Los Cronocrímenes (2007)

de Sara Ló

As viagens no tempo são um dos assuntos mais interessantes do universo da ficção científica. Desde a saga Back to the Future (1985-1990), 12 Monkeys (1995), The Butterfly Effect (2004), Predestination (2014), Primer (2004), ou até About Time (2013), existem time travels de todos os feitios e para todos os gostos, que apresentam diferentes regras para os seus saltos temporais, deixando o espectador escolher qual a teoria que acredita ser mais fidedigna de efectivamente acontecer. Apesar das suas diferenças nos detalhes, algo tipicamente comum neste género de filmes, e um dos conceitos mais confusos mas mais fascinantes quando bem explorado, é o próprio paradoxo temporal que ocorre nas ditas viagens.
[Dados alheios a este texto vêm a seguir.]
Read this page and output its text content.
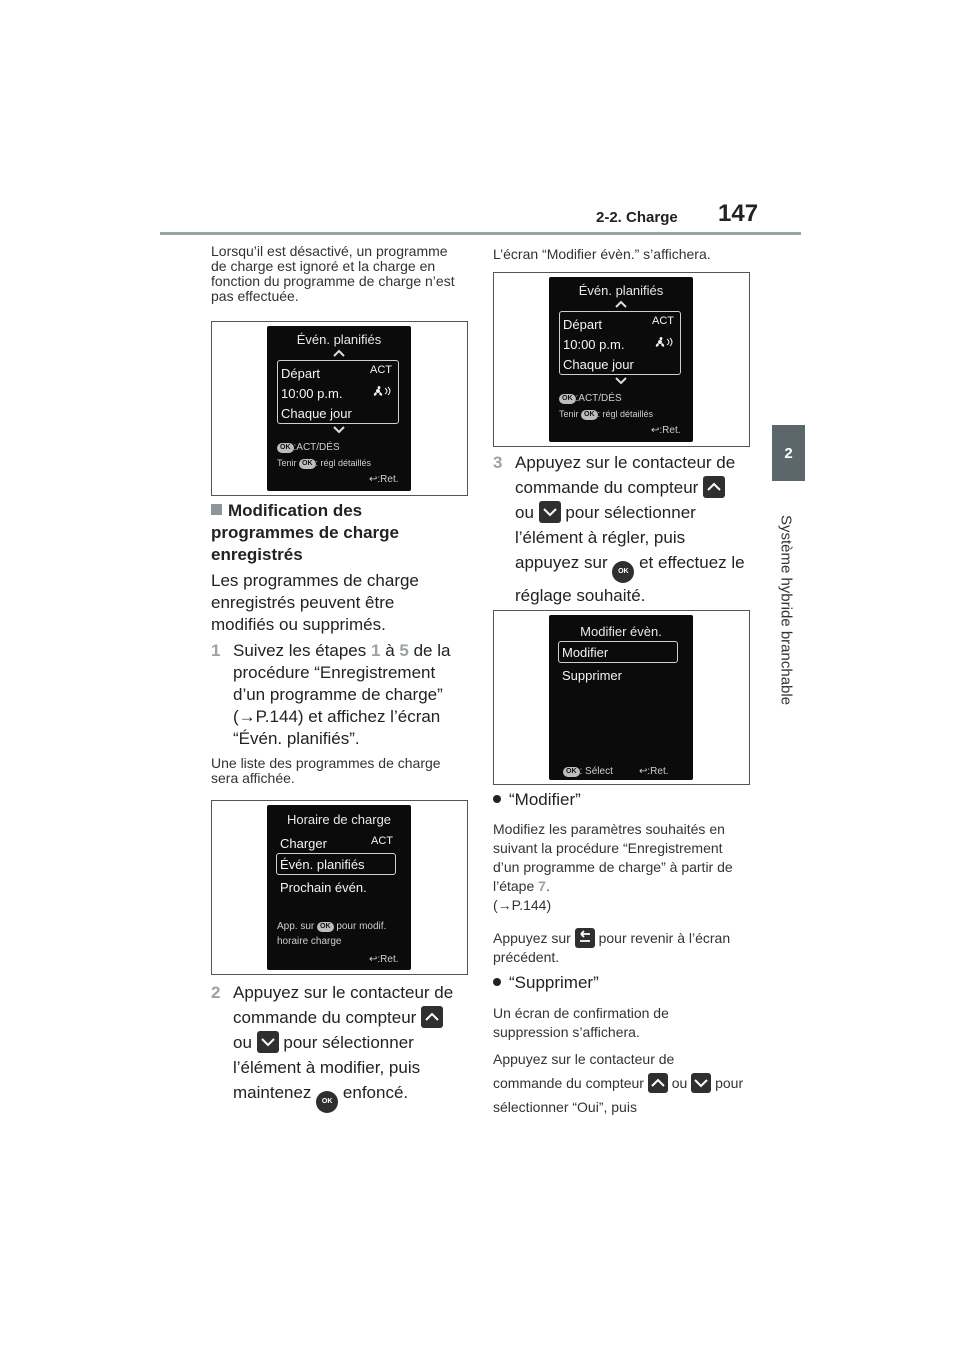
2-2. Charge 147
2
Système hybride branchable
Lorsqu’il est désactivé, un programme de charge est ignoré et la charge en fonction du programme de charge n’est pas effectuée.
Évén. planifiés
Départ	ACT
10:00 p.m.
Chaque jour
OK :ACT/DÉS
Tenir OK : régl détaillés
↩:Ret.
Modification des programmes de charge enregistrés
Les programmes de charge enregistrés peuvent être modifiés ou supprimés.
1 Suivez les étapes 1 à 5 de la procédure “Enregistrement d’un programme de charge” (→P.144) et affichez l’écran “Évén. planifiés”.
Une liste des programmes de charge sera affichée.
Horaire de charge
Charger	ACT
Évén. planifiés
Prochain évén.
App. sur OK pour modif.
horaire charge
↩:Ret.
2 Appuyez sur le contacteur de commande du compteur  ou pour sélectionner l’élément à modifier, puis maintenez OK enfoncé.
L’écran “Modifier évèn.” s’affichera.
Évén. planifiés
Départ	ACT
10:00 p.m.
Chaque jour
OK :ACT/DÉS
Tenir OK : régl détaillés
↩:Ret.
3 Appuyez sur le contacteur de commande du compteur  ou pour sélectionner l’élément à régler, puis appuyez sur OK et effectuez le réglage souhaité.
Modifier évèn.
Modifier
Supprimer
OK : Sélect	↩:Ret.
“Modifier”
Modifiez les paramètres souhaités en suivant la procédure “Enregistrement d’un programme de charge” à partir de l’étape 7.
(→P.144)
Appuyez sur pour revenir à l’écran précédent.
“Supprimer”
Un écran de confirmation de suppression s’affichera.
Appuyez sur le contacteur de commande du compteur ou pour sélectionner “Oui”, puis
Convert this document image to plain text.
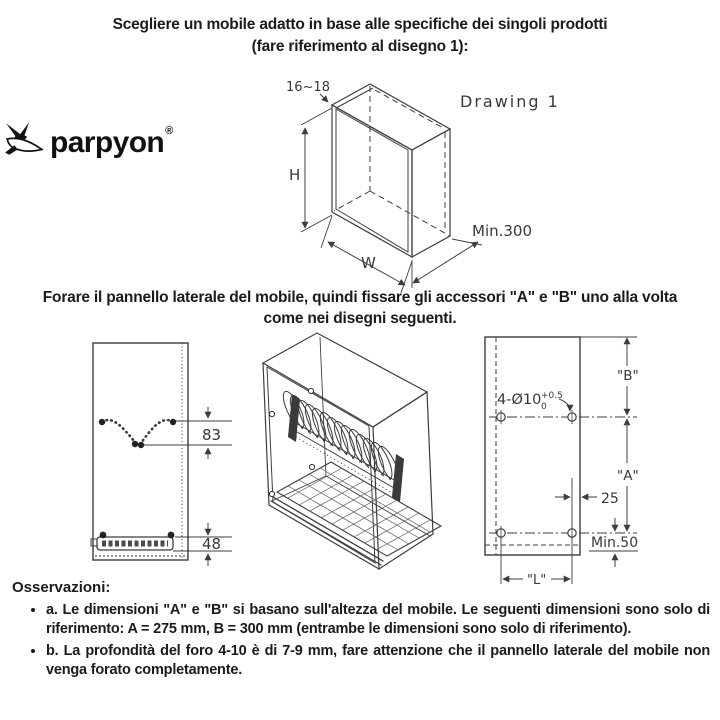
Scegliere un mobile adatto in base alle specifiche dei singoli prodotti
(fare riferimento al disegno 1):
parpyon®
H
16~18
W
Min.300
Drawing 1
Forare il pannello laterale del mobile, quindi fissare gli accessori "A" e "B" uno alla volta
come nei disegni seguenti.
83
48
4-Ø10 +0.5
0
"B"
"A"
25
Min.50
"L"
Osservazioni:
• a. Le dimensioni "A" e "B" si basano sull'altezza del mobile. Le seguenti dimensioni sono solo di riferimento: A = 275 mm, B = 300 mm (entrambe le dimensioni sono solo di riferimento).
• b. La profondità del foro 4-10 è di 7-9 mm, fare attenzione che il pannello laterale del mobile non venga forato completamente.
Simplificando, esta concepção de ciclos de eventos que decorreram no passado que moldam o futuro e/ou vice-versa, acaba muitas vezes por criar um verdadeiro nó na cabeça do público sem nunca o demover da curiosidade que tal conceito suscita. São estas teorias de correntes de interacção temporal e o paradoxismo das mesmas, que serviram de material-base para Los Cronocrímenes, longa-metragem de estreia do cineasta espanhol Nacho Vigalondo, previamente vencedor de um Óscar para Melhor Curta-Metragem Live Action com 7:35 de la Mañana (2003).
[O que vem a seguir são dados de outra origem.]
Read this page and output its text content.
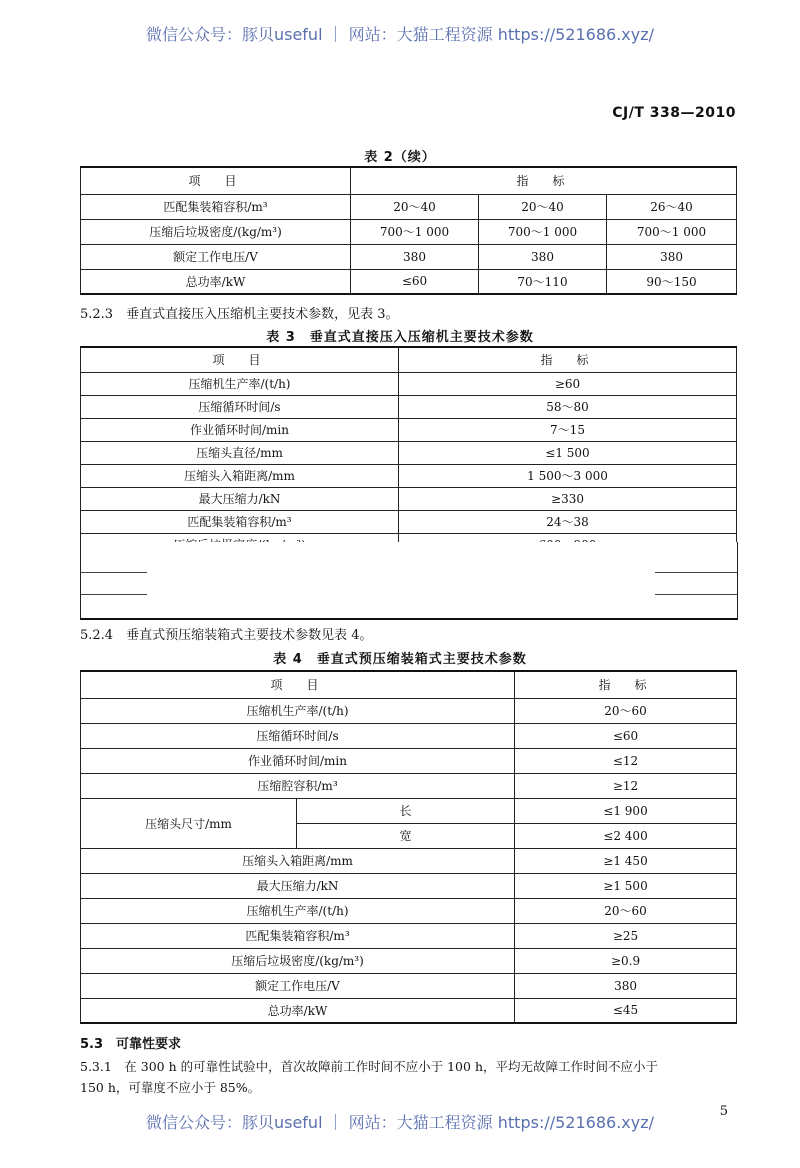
微信公众号：豚贝useful ｜ 网站：大猫工程资源 https://521686.xyz/
CJ/T 338—2010
表 2（续）
项　目	指　标		
匹配集装箱容积/m³	20～40	20～40	26～40
压缩后垃圾密度/(kg/m³)	700～1 000	700～1 000	700～1 000
额定工作电压/V	380	380	380
总功率/kW	≤60	70～110	90～150
5.2.3　垂直式直接压入压缩机主要技术参数，见表 3。
表 3　垂直式直接压入压缩机主要技术参数
项　目	指　标
压缩机生产率/(t/h)	≥60
压缩循环时间/s	58～80
作业循环时间/min	7～15
压缩头直径/mm	≤1 500
压缩头入箱距离/mm	1 500～3 000
最大压缩力/kN	≥330
匹配集装箱容积/m³	24～38

5.2.4　垂直式预压缩装箱式主要技术参数见表 4。
表 4　垂直式预压缩装箱式主要技术参数
项　目		指　标
压缩机生产率/(t/h)		20～60
压缩循环时间/s		≤60
作业循环时间/min		≤12
压缩腔容积/m³		≥12
压缩头尺寸/mm	长	≤1 900
	宽	≤2 400
压缩头入箱距离/mm		≥1 450
最大压缩力/kN		≥1 500
压缩机生产率/(t/h)		20～60
匹配集装箱容积/m³		≥25
压缩后垃圾密度/(kg/m³)		≥0.9
额定工作电压/V		380
总功率/kW		≤45
5.3　可靠性要求
5.3.1　在 300 h 的可靠性试验中，首次故障前工作时间不应小于 100 h，平均无故障工作时间不应小于
150 h，可靠度不应小于 85%。
微信公众号：豚贝useful ｜ 网站：大猫工程资源 https://521686.xyz/
5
Héctor (Karra Elejalde), é um homem de meia-idade que acaba de se mudar para uma grande casa de campo com a sua esposa Clara (Candela Fernández). Enquanto relaxa no seu jardim, Héctor, num move à la Rear Window (1954), observa os arbustos ao longe com os seus binóculos, quando avista o que parece ser uma mulher nua entre as árvores. Movido pela tentativa de satisfazer a sua curiosidade, e pela conveniência da sua esposa ter ido às compras na vila, decide ir investigar de perto, mas já dizia a expressão “a curiosidade matou o gato”. Ao encontrar a mulher deitada no chão no meio da floresta, é rapidamente atacado por uma figura sinistra, com um grande casaco preto e com a cabeça enrolada por um excesso de ligaduras ensanguentadas, quase como uma múmia cor-de-rosa. Fugindo aterrorizado, Héctor acaba por se refugiar num laboratório no topo da colina, onde um jovem cientista (interpretado pelo próprio realizador e argumentista do filme) o persuade a esconder-se num peculiar tanque com um líquido duvidoso, emergindo momentos depois apenas para descobrir que viajou para o passado, sensivelmente uma hora atrás no tempo, desencadeando uma estranha série de eventos com consequências imprevisíveis, num esforço para se salvar do perigo iminente.

A partir deste ponto da narrativa, Vigalongo explora o mundo interminável do ciclo causa-efeito das viagens no tempo, construindo um envolvente loop temporal cheio de reviravoltas e pormenores cativantes. Não há grande espaço para o desenvolvimento das personagens, ao invés disso, decide apresentar-se como um estudo sobre o destino imóvel que, ironicamente, mais parece estar em constante movimento, pela progressiva imersão de Héctor neste time loop. Assim, Los Cronocrímenes alia um enredo semelhante ao de um B-movie, a uma escrita precisa e a um estilo visual extremamente realista. Junta-se um protagonista que é uma espécie de anti-herói propositadamente desleixado, que permanece imperturbável pela situação difícil em que se encontra, e o resultado acaba por ser memoravelmente inconvencional. A realização de Nacho Vigalongo faz com que tudo isto funcione como um psicodrama sombrio e demente, quase como se estivéssemos a espreitar um pesadelo de um estranho. Complexo e engenhoso, mas uma viagem alucinante e envolvente ao mesmo tempo, onde tudo parece irreversivelmente fatalista.

Um excelente quebra-cabeças para os fãs de thrillers, de suspense e de ficção científica. Todas as peças se encaixam de uma forma bem argumentada e é extremamente satisfatório no trato das questões paradoxais, acabando por ser daqueles filmes que merece uma segunda visualização, com certamente duas experiências muito diferentes, mas igualmente entusiasmantes. Uma produção minimalista, com um elenco composto apenas por quatro pessoas, gravações em apenas três localizações e um orçamento minúsculo, Los Cronocrímenes segue o mote “menos é mais”, conseguindo dar a volta a todas as suas limitações de forma eficaz e inteligente, repleto de momentos intrigantes e cenas bizarras que não desiludem, como um mindfuck bem executado deve fazer.